I’m doing beginner projects (the ones posted with the name “Comp Sci independent project” on this forum). I did project 1 and its posted here too. I’m doing right now project #2 blackjack. To be honest, i should have done these projects a while ago, but i was so focused learning that i postponed them).

I will be doing a lot of practice right now to help me retain most concepts possible, i think i would be able to provide better feedback regarding projects in the short-mid term (1 month, 2?). I will ensure to post them here in the forums to help other learners and ofc help myself when feedback comes.

So right now, practice-related i’m at beginner level. Ofc i did all the projects through the Comp Sci path, they are focused on teaching and give you directions, which is fine. But since you won’t have such help in real life it’s key to start building projects on your own.

I should have started practicing before, but well, i’m self learning so i just learned that practice is as important as grabbing new concepts haha. Anyway, there is a ton of resources that will surely help me in projects, but at this point, i feel that it will be more superficial, because I already have a better understanding of programming. It is much simpler when you know what you are looking for.

Thanks @corotox I would appreciate your insight after you get a few months of practice under your belt. From what you shared it sounds like you recommend to do the projects as you go through the course to get the most out of the course and the time.

From my understanding, most people are repetitive learners so the more you do something the faster you retain it.

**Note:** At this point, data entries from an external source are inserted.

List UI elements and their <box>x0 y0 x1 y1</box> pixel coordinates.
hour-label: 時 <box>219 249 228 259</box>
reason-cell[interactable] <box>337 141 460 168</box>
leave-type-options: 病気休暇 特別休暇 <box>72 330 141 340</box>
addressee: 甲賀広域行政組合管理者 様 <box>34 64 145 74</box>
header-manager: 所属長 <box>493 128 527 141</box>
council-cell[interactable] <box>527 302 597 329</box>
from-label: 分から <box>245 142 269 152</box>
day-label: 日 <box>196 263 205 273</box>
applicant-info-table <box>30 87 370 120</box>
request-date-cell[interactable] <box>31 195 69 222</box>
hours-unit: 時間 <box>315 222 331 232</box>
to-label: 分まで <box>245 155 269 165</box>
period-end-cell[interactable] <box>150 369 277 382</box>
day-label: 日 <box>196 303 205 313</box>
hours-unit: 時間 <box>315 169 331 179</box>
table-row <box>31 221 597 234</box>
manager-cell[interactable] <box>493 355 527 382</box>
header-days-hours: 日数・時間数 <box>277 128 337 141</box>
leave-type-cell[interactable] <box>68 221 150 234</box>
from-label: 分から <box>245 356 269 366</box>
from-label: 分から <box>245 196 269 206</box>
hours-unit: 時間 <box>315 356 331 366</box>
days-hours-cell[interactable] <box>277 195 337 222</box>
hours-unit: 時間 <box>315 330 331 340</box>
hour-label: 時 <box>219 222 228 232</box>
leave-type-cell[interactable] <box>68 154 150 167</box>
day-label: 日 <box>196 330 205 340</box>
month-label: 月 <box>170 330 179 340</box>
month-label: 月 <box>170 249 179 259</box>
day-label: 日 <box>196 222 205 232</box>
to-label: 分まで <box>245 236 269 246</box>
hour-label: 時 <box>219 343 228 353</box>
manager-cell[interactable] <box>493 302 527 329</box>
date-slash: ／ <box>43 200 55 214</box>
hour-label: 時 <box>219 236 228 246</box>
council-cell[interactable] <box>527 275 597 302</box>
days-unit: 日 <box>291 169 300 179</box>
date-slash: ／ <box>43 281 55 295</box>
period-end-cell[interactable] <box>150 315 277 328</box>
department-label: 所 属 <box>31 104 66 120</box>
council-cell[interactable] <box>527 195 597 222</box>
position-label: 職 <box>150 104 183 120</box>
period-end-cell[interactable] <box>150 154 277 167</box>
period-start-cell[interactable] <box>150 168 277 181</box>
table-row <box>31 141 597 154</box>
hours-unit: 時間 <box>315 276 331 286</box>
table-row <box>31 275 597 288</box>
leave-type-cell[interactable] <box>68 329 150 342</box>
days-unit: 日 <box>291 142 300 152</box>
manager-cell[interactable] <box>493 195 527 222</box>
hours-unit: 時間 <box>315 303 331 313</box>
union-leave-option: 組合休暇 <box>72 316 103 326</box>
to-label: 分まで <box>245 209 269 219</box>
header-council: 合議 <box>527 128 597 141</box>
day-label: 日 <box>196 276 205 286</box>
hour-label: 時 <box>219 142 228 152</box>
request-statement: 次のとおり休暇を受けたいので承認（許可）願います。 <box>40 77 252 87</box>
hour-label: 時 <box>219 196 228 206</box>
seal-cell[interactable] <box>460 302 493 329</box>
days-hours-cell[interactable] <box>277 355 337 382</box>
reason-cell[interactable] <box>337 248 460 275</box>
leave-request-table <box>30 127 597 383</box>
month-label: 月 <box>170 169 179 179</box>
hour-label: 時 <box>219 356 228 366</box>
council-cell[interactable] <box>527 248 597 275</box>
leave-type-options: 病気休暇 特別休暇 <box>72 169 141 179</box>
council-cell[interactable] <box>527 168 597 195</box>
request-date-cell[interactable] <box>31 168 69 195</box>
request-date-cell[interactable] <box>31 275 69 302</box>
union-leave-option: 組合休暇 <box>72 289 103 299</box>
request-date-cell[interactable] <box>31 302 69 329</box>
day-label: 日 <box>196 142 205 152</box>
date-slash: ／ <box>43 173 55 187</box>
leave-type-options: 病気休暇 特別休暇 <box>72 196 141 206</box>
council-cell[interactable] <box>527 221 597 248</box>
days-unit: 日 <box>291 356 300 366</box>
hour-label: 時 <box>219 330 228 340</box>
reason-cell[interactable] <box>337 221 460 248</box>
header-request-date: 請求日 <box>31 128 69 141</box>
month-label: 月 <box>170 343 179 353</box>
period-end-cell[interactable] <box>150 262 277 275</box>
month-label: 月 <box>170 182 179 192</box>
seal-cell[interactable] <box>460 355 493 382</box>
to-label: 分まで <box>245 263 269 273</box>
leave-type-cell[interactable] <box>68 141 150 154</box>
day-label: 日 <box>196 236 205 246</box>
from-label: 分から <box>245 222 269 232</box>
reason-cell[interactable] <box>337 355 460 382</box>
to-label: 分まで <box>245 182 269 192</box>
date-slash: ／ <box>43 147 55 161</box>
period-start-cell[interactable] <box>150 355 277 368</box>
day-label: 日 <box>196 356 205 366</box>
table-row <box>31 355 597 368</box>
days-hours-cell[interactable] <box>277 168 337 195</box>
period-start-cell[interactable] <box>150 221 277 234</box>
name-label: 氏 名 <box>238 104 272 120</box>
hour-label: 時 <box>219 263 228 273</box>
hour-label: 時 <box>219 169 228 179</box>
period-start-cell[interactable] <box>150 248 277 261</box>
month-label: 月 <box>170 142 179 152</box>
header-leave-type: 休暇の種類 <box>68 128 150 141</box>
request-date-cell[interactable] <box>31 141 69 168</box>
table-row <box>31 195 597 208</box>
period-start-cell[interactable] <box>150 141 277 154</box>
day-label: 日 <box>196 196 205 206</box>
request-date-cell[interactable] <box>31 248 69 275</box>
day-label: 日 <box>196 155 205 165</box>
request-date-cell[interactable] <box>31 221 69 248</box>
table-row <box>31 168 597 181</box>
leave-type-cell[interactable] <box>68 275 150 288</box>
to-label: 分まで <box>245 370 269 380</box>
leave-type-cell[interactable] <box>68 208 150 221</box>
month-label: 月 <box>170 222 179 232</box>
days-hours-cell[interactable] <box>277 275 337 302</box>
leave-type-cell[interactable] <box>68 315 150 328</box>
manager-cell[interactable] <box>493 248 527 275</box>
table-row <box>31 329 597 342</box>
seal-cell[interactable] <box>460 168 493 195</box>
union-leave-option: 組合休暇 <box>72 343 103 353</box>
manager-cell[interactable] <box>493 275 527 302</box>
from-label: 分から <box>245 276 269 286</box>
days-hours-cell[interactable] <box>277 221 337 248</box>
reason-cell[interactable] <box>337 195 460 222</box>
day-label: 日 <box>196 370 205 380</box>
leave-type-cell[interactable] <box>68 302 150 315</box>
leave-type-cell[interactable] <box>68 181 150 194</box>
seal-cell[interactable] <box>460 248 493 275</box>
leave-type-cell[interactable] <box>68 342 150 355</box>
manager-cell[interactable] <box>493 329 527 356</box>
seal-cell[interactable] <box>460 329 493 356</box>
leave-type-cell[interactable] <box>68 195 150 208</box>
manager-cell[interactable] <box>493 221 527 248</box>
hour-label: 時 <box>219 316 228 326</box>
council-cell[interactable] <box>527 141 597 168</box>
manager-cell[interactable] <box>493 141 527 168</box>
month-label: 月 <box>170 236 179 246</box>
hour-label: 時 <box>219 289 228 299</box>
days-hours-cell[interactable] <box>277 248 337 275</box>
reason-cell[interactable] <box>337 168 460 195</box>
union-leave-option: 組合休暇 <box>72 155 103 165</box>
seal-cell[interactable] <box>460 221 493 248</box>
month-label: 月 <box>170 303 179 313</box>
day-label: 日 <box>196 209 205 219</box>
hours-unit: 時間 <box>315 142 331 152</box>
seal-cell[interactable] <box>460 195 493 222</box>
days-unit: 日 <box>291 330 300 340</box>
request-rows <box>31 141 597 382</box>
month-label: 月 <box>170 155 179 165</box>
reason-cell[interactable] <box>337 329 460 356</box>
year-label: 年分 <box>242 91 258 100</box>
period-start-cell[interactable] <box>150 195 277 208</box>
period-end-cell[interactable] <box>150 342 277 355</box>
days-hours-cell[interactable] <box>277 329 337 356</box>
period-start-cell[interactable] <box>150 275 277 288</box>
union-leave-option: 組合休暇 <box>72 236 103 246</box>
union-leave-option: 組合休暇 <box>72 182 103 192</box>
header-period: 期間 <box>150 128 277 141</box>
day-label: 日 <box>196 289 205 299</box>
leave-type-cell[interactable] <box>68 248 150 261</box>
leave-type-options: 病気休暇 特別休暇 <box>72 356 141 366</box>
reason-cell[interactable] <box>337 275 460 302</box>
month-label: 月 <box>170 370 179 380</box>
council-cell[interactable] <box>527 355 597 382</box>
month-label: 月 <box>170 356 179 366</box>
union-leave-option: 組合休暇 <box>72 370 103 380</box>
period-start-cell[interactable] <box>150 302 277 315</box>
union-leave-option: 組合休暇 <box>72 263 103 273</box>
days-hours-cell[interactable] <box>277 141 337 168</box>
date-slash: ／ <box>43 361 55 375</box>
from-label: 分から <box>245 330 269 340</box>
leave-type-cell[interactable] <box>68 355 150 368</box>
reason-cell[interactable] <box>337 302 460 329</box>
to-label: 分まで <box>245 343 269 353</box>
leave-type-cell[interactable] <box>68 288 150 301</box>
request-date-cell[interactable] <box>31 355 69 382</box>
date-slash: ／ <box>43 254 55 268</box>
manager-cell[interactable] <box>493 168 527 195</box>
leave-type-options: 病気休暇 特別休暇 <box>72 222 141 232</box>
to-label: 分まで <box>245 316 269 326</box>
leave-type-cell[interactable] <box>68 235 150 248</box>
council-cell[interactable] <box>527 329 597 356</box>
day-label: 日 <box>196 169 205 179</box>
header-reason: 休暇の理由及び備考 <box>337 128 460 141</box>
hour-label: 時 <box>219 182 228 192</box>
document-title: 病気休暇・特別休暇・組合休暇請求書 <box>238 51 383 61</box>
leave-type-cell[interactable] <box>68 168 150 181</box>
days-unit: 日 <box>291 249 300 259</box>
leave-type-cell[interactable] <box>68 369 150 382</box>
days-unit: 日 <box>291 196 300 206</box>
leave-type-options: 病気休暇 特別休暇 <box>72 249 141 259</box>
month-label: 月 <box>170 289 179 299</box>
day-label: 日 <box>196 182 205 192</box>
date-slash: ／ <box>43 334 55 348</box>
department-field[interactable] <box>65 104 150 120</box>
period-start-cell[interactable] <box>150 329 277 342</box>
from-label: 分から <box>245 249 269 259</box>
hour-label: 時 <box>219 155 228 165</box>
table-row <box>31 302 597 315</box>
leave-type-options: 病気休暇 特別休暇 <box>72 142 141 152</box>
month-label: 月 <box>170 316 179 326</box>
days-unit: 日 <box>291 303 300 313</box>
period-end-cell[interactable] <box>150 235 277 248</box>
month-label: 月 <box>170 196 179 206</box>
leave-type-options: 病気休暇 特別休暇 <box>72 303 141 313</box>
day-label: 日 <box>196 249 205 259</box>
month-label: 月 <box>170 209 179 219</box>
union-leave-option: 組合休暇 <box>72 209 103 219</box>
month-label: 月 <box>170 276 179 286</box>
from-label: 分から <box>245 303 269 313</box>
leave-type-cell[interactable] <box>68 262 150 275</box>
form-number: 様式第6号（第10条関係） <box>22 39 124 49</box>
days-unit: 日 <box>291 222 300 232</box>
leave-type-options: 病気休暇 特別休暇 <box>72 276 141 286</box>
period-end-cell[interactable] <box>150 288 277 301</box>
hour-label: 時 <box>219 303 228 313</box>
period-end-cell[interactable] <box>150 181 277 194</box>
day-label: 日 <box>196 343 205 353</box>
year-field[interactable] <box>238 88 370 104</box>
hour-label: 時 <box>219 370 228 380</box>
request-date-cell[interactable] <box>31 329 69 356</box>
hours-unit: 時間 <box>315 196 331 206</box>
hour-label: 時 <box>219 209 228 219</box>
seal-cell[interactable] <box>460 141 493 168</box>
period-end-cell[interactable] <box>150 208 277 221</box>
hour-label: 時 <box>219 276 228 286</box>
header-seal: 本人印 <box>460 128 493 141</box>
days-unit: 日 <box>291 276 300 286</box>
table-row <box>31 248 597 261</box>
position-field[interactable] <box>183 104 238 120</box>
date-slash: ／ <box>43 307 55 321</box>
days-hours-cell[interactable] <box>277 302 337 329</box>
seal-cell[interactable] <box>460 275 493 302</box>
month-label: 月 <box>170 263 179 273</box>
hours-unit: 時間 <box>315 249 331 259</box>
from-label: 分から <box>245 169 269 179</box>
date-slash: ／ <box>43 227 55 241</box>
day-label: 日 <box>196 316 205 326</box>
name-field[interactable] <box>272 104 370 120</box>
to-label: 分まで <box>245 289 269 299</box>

Thank you for sharing your experience.

If you want to learn Python, there are basically two ways. You can learn it by the online courses or by reading books. Actually, I have a little bit idea about online courses and so I don’t want to recommend you any course about it. But I personally read a lot of books about Python. If you want to buy books, you will face difficulty because there are a huge range of similar books in the market. In my experience, I want to recommend you to read Python Crash Course. It will teach you-

  • Basic programming concepts, such as lists, dictionaries, classes, and loops
  • How to make your programs interactive and test your code safely before adding it to a project
  • To work with Python libraries and tools, including matplotlib, NumPy, and Pygal
  • A Space Invaders-inspired arcade game
  • Data visualizations with Python’s super-handy libraries
  • A simple web app you can deploy online
  • Deal with mistakes and errors so you can solve your own programming problems

Why would it be an either/or situation? I originally learned the basics of Python 2 here at Codecademy… I now have a considerable number of programming related books to supplement the resource here at Codecademy.

In short, any educational material - whether online, print, or something else - is useful and valuable.